“Students these days…”
This is a common lament of post-secondary career development practitioners as we try to figure out, how do we engage this generation of students? How do we prepare them for the world of work? How do we serve them based on their needs?
I have had the pleasure of working in the post-secondary career development field for the past seven years. When I started in the field, Generation Z had not yet started post-secondary. Career development practitioners were still focused on engaging millennials (a.k.a. Generation Y). You know the ones: entitled, unrealistic dreamers who were always on their phones and were in for a rude awakening when they made it to the workplace. I sat through a lot of conference presentations that could be summarized as such: discretely eating my avocado toast and hoping my pink hair wouldn’t give me away; I was (am) a millennial.
Here’s the thing: I firmly believe that generational differences exist. There is a multitude of research to back this up. My concern is that speaking about students solely from a generational perspective – aside from the potential to become a breeding ground for age-based stereotypes – distracts from other important aspects of their identity that contribute to barriers in employment.
Let’s talk about privilege
When we talk about “students these days,” what we need to remember is the student population today doesn’t look the way it did 20 years ago. Post-secondary institutions across Ontario have been taking great strides to increase access for people who previously did not have access to higher education. Groups such as students with disabilities, Indigenous students, racialized students, LGBTQ2+ students, students from lower socio-economic status and international students now make up a larger portion of our student body than ever before.
This is a good thing, as higher levels of education are associated with a higher long-term earning potential. Increasing access to post-secondary education is an important way to help increase equality in society. That said, access to post-secondary education alone will not serve to eliminate inequality.
Humans are complex, and so is society. There are systems in society that inherently benefit some types of people and oppress others. Very few people fall into the “totally privileged” category, but historically, access to post-secondary institutions was, and in many ways still is, restricted to people who have a certain amount of privilege. To pin the change of the student population primarily on generational differences runs the risk of missing some of these other important factors that contribute to differences in the current student population.
As practitioners, it is our responsibility to prepare students to navigate the world of work during and after school. In order to do this, we need to have an awareness and understanding of different forms of privilege. We need to be able to talk about these privileges and how they manifest, as well as how barriers can manifest for people who do not have certain privileges. These conversations can feel overwhelming, heavy and uncomfortable, particularly if our own positionality includes certain privileges.
Speaking about generation is easy. It seems, on the surface, to impact everyone the same. It also feels like it is a problem we can solve; we, the educators, can share our wisdom with “the youth,” which will help them learn how to be successful in the workplace. If students do not succeed, it is not because of society being unfair; it is because of their personal and generational traits.

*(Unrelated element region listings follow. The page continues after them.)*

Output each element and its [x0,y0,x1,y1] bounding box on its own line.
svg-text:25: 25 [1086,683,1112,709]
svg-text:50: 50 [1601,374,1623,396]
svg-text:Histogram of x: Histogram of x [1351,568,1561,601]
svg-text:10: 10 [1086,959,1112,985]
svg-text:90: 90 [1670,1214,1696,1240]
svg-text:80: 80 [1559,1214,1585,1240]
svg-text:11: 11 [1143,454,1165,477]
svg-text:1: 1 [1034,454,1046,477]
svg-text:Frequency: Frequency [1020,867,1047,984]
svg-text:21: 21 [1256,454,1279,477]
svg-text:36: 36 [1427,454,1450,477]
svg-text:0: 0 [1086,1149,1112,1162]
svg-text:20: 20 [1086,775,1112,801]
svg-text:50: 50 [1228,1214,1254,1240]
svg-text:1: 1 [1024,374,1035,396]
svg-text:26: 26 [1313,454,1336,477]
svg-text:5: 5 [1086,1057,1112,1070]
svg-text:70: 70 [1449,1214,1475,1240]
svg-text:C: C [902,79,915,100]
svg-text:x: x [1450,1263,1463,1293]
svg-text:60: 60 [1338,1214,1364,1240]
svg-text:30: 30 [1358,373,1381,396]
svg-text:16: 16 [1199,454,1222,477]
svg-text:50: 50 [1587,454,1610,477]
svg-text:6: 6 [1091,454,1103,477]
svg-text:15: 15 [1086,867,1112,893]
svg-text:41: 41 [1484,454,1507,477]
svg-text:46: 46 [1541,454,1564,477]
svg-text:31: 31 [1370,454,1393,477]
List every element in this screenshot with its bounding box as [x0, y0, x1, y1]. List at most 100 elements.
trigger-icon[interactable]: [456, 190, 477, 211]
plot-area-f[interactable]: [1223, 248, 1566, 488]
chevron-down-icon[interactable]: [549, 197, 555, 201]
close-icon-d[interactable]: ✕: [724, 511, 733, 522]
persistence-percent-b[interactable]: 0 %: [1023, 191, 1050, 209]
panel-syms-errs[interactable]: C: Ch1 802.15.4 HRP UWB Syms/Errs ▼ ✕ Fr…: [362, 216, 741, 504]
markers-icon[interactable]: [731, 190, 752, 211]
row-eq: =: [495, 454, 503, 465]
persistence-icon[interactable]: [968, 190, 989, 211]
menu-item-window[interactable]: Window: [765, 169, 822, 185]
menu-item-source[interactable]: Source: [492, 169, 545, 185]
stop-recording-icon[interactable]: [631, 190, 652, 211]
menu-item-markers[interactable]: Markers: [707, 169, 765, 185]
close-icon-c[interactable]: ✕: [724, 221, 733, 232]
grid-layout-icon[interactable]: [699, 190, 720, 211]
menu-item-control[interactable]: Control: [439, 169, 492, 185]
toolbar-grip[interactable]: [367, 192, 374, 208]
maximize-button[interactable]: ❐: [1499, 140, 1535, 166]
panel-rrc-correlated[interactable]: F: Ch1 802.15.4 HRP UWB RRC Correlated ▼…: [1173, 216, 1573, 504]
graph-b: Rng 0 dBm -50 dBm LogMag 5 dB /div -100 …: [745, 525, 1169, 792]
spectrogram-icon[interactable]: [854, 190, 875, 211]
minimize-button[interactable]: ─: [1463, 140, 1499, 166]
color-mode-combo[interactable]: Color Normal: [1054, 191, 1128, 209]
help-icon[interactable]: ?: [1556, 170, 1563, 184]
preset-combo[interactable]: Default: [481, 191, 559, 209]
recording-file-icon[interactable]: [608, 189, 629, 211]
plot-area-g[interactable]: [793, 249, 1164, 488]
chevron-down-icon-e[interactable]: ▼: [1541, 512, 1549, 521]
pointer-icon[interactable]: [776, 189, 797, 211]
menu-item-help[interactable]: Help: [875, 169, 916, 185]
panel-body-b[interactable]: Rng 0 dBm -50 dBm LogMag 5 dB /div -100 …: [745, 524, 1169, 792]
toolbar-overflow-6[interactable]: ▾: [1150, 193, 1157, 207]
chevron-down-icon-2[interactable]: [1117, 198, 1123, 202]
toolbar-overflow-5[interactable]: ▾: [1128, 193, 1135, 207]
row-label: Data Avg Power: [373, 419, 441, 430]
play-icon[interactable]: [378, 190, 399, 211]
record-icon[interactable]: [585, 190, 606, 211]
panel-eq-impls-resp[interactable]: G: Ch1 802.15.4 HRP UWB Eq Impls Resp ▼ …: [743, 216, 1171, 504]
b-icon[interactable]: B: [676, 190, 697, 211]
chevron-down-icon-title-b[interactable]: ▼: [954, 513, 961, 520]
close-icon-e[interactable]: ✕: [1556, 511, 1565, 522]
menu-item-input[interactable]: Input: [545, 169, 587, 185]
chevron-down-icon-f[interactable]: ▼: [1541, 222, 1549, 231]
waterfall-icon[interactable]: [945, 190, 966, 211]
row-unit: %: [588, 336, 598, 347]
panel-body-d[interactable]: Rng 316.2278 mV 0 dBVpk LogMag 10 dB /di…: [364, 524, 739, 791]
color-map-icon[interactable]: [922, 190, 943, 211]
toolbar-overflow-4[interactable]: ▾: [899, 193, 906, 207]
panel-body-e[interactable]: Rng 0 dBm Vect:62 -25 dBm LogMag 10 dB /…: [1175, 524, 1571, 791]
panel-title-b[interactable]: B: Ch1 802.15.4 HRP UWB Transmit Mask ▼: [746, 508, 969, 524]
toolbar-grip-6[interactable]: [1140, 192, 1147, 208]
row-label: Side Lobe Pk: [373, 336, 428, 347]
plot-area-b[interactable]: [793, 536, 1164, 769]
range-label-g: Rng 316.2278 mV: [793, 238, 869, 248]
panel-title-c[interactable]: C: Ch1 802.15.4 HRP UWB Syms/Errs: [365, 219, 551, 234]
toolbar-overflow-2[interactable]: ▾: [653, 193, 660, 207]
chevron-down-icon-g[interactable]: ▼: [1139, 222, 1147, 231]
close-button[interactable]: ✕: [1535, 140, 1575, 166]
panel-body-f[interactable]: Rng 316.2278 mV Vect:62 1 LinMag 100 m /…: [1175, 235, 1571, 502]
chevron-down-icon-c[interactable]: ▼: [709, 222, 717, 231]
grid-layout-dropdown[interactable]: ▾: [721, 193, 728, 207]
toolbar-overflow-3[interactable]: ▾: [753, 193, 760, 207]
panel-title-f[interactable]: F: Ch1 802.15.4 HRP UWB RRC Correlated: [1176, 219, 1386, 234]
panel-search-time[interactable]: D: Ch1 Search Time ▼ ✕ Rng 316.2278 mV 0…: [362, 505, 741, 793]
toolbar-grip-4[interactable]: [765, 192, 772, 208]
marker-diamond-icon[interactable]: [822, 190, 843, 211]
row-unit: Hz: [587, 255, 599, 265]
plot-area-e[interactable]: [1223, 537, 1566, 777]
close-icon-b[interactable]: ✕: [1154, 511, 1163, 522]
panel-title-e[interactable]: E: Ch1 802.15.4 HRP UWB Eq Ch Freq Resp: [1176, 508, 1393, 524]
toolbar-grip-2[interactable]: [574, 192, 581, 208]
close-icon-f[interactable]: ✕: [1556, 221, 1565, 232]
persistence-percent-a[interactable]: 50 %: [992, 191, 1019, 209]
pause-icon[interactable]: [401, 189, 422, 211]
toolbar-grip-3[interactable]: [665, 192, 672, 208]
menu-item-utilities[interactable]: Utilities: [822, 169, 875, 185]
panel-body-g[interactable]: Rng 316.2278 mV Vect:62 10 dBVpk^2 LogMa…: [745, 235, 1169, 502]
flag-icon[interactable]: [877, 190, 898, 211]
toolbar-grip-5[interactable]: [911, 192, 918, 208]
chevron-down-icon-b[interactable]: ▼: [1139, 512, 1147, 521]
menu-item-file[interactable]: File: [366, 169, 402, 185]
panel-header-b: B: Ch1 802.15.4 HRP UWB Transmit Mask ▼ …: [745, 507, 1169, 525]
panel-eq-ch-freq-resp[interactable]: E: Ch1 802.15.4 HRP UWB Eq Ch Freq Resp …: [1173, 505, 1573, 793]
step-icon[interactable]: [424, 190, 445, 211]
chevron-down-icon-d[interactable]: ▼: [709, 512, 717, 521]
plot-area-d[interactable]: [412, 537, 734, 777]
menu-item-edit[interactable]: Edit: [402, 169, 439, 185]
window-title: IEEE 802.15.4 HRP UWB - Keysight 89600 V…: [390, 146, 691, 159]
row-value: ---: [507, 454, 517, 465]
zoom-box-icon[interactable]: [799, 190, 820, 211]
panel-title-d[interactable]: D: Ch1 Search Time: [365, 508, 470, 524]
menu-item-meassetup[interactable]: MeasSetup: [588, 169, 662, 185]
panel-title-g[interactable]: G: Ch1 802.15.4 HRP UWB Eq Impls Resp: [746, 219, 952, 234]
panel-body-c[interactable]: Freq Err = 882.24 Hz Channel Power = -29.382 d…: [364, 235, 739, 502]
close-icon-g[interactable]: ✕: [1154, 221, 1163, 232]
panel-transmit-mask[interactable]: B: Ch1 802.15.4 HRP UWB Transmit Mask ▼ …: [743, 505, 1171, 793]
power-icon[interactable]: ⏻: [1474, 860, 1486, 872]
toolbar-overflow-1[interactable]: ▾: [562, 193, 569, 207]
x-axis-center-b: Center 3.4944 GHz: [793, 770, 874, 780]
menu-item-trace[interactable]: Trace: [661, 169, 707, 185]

Are we using generational conversations as a distraction from tougher conversations, and is it allowing us to ignore or avoid speaking about other barriers to employment? There is no way to know for sure, but self-reflection on the topic is a good place to start.
Here are some questions to ask ourselves as we have generational conversations:
- Is the information being stated about the current generation of students based on peer-reviewed, evidence-based research?
- If the source of the information is anecdotal, could there be other explanations about student identity such as race, culture or disability that also contribute to the observation?
- Are we equally addressing how parts of a student’s identity beyond their age (e.g. socioeconomic status, gender) could be affecting their career development?
- Is the conversation about generation constructive (for example, focusing on how to engage students of this generation), or is it judgmental (for example, stating that most students of this generation are lazy)?
It would also be a good idea for career development practitioners to do some research on privilege and reflect on their own positionality, particularly as it relates to the population they serve. Here are some resources to help you explore elements of this:
- The Centre for Social Justice – Provides a brief overview of Canadian social justice issues
- Talks to help you understand social justice – TED Talks on different elements of social justice
- Being An Effective Trans Ally – Tips for how to be an ally for trans people as a cis-gendered person
Please, let’s tread cautiously with our generational generalizations. Instead, let’s talk about how students will need to learn to navigate the world of work based on not only their age but their many other identities.